I thought about that. But right where the lathe is sitting, is my 3 phase plugs. I could put a longer cord on it though :thinking:  As for the welding, that's why I would like to put the welder(s) right next to the door. Just string out side and go. Oh and I was planning on putting the bench grinders in the welding "area" to try and keep the mess localized I guess lol. 

That apron idea is a good one!! I will have to check into that. 

Thanks,
Chris

- - - Updated - - -

Another thought. Do you think I made my "mill" a correct size? I don't have one yet, but would still like to plan for it. I will swap stuff around tonight and post another picture.


----------



## railfancwb (Aug 31, 2013)

A vertical mill's space envelop is more nearly a triangle than a square, with the long front edge defined by extremes of table travel. A 40" table which can travel 15" in either direction, for example, would need 80" to 100" width for full travel in both directions plus handle and cranking space at each end. However if space was limited, the larger table could be used at less than full capacity. If the head of the mill can be moved forward and backward, tilted, swiveled, or otherwise moved, the extreme positions need to be considered when defining the space envelop for the machine.


----------



## Tamper84 (Aug 31, 2013)

Thank you railfan!! It gives me a lot to think about. Here are two more layouts.  I know this seems stupid to do (at least I think the wife thinks so :rofl. But it beats moving all the crap around out there!

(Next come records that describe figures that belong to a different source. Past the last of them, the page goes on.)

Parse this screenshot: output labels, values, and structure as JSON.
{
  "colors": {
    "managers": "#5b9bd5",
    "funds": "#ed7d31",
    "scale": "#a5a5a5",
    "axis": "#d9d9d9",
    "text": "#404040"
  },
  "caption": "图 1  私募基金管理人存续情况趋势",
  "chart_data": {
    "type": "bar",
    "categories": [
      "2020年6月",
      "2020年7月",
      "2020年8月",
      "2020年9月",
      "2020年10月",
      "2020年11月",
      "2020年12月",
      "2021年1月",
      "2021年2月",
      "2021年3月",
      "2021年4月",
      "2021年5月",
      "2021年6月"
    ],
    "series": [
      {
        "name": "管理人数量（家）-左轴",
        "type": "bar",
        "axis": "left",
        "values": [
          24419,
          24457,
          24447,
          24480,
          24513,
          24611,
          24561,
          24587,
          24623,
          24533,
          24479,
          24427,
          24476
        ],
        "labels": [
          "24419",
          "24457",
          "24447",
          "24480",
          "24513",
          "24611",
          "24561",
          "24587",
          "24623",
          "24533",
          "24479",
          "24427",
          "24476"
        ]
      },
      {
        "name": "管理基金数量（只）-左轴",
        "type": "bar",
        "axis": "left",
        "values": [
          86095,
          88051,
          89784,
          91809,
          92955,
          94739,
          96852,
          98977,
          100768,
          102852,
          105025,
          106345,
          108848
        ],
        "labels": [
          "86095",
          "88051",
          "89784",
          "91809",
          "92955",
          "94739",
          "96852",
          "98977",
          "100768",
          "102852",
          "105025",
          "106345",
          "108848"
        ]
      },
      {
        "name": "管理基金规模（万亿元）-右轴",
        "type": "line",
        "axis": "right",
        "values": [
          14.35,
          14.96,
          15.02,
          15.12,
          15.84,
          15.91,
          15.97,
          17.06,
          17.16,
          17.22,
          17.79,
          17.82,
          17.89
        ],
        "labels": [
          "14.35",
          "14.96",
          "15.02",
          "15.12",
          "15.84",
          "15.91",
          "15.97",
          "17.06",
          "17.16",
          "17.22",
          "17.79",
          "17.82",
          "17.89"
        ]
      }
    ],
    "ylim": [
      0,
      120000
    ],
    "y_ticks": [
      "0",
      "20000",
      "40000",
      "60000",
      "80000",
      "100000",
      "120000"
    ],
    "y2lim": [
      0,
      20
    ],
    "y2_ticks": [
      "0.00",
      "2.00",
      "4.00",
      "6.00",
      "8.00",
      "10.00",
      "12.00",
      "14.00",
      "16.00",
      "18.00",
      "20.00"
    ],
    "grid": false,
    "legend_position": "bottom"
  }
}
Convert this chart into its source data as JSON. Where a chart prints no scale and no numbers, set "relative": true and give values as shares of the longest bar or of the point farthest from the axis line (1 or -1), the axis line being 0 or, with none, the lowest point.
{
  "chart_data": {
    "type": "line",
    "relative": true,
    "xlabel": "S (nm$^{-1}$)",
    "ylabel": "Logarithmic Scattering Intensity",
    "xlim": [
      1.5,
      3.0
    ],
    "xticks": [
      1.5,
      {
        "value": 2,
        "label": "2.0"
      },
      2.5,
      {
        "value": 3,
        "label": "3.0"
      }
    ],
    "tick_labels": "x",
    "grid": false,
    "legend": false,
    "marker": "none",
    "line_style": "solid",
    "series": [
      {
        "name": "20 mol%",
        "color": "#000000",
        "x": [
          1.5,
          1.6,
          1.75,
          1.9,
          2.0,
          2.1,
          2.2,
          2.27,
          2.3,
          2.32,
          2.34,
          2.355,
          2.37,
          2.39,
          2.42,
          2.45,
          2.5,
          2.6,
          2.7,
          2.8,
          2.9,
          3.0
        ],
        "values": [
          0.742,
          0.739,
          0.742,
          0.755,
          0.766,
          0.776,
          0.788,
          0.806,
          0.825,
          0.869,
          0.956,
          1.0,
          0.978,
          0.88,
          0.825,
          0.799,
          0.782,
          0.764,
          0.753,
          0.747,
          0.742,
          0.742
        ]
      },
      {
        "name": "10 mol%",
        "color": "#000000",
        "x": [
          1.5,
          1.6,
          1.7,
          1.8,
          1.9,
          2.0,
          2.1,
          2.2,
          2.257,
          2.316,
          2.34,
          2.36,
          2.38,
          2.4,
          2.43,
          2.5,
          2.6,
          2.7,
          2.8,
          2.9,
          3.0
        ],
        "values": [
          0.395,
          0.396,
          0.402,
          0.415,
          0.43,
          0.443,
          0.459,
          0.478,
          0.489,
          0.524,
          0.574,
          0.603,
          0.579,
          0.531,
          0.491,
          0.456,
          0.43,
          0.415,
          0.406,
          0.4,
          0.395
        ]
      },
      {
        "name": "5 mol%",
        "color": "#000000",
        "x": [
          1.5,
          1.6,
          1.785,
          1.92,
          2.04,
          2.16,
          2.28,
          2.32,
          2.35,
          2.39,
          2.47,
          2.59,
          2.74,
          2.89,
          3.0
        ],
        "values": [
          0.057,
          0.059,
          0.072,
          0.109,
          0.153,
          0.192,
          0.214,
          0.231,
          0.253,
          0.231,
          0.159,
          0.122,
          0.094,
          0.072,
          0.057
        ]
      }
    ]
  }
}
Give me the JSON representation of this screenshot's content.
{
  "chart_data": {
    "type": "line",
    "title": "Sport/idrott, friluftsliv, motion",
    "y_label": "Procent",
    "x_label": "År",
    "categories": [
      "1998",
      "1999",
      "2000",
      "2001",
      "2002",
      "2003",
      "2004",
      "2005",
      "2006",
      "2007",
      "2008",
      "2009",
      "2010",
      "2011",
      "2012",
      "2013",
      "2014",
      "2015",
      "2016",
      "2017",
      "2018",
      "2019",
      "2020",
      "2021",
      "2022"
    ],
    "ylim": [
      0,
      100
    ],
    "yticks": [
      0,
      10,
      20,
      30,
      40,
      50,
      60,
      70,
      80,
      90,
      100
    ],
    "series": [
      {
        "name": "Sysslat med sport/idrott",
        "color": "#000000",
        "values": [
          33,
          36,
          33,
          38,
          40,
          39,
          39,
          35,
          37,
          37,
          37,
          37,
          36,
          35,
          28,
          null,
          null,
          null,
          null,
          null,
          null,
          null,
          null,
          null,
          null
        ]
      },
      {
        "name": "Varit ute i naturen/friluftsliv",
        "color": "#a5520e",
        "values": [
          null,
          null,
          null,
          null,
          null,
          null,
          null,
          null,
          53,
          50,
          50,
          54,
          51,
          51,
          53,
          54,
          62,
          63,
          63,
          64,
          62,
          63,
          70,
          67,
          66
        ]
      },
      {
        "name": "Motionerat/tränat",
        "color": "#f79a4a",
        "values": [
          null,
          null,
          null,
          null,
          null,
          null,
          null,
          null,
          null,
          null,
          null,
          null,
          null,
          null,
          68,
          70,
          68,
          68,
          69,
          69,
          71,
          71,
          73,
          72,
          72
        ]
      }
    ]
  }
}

One more thing, I am thinking about lining the wall behind wherever the workbench ends up, with peg board. And doing away with the tool chest. Free up some floor space. Or maybe some osb. 

Thanks,
Chris


----------



## pineyfolks (Aug 31, 2013)

I've used a mill in a corner and didn't like it. It was dark and crowded. It doesn't let you work easily with long pieces and is a pain to clean behind. Put your lathe where you can put long stock through the head stock if you have to. You have a nice size area to work with just leave room to work around each machine in X Y and Z.


----------



## Tamper84 (Sep 1, 2013)

Thanks Bill!!! I never used a mill in a corner that's why I put it like that. I wish I had a bigger space lol. Decisions decisions lol 

Thanks,
Chris


----------



## pineyfolks (Sep 1, 2013)

I have 220 plug/outlets in different locations in my shop so if I want to move stuff or add stuff I can. I used the same type plugs as I have on my welders.


----------



## GK1918 (Sep 1, 2013)

Me too getting close to construction. I think I'll go with mill in a rear corner cause right of that a door for a 8X12 office with something like a picture window.  this will be 12 x 34.  Being 12' wide and one lathe is 10', it doesnt bother for a hole in the wall like Keith Fenners got.  Mill in corner, shaper next to that then the office door.  Two entrance doors one to outside the other into the present shop.  Small size rolltop door /  entrance door next to it.
Two more SB lathes plus 4 drill presses  and as mentioned same 220 plugs.  My boy already had the electric co. here, they said 3ph no problem its 
already on the pole like 25' away.  Go underground I got a 750 Ford backhoe.  I will settle for just one bench grinder, maybe not.  If I need air no prob.
big comp is on the other side of the wall.  I was given a new window A/C perfect (office).  I'm also tempted for tongue and grove wood over concrete.
mopped with atf fluid like our old shop had.  I suppose all this will change when I got  empty 4 walls.  Ceiling will be 8' so moving in will be interesting.
Moving out no problem shop ceiling is 15' so backhoe with a mill hanging has plenty of room.  I know one thing it will be cheap to heat.  No more grinding
dust and welding 'smog' repairing busted snowplows.  This whole idea came about cause I didnt have a certain reamer for wrist pin bushings.  I know a guy with old time gas station / repair shop.  Absoulutly clutter grease just a pathway with piles of junk cobwebs he said follow me i have one.  So I
walk through a door **shock total shock.  I better take my shoes off.  Name the machine, its there; hospitol clean white walls a/c not one speck of dust, or oil spots.  Never saw a real 36" Cincy shaper thats mint, boy thats big. CNC's, its all there.  I went there to borrow a reamer, well he has a 
dedicated reaming machine just for piston bushings.   So thats what has been on my mind. 
 .


----------



## cbtrek (Oct 13, 2013)

Tamper84 said:


> Thank you railfan!! It gives me a lot to think about. Here are two more layouts.  I know this seems stupid to do (at least I think the wife thinks so :rofl. But it beats moving all the crap around out there!
> 
> One more thing, I am thinking about lining the wall behind wherever the workbench ends up, with peg board. And doing away with the tool chest. Free up some floor space. Or maybe some osb.
> 
> ...




A very good way to do many different layout fast and see problems ahead of time. As a Manufacturing Engineer I used this method when I worked without a computer around.


----------



## jererp (Dec 27, 2013)

Layouts like you are doing is a great way to plan.  My additional suggestion is to make sure your equipment templates include not only the machine footprint at the extremes of their movement, but also any panel door access, tooling egress, etc.  And don't forget room for operating the machine, or movement of any ancillary equipment such as engine hoists, etc.


----------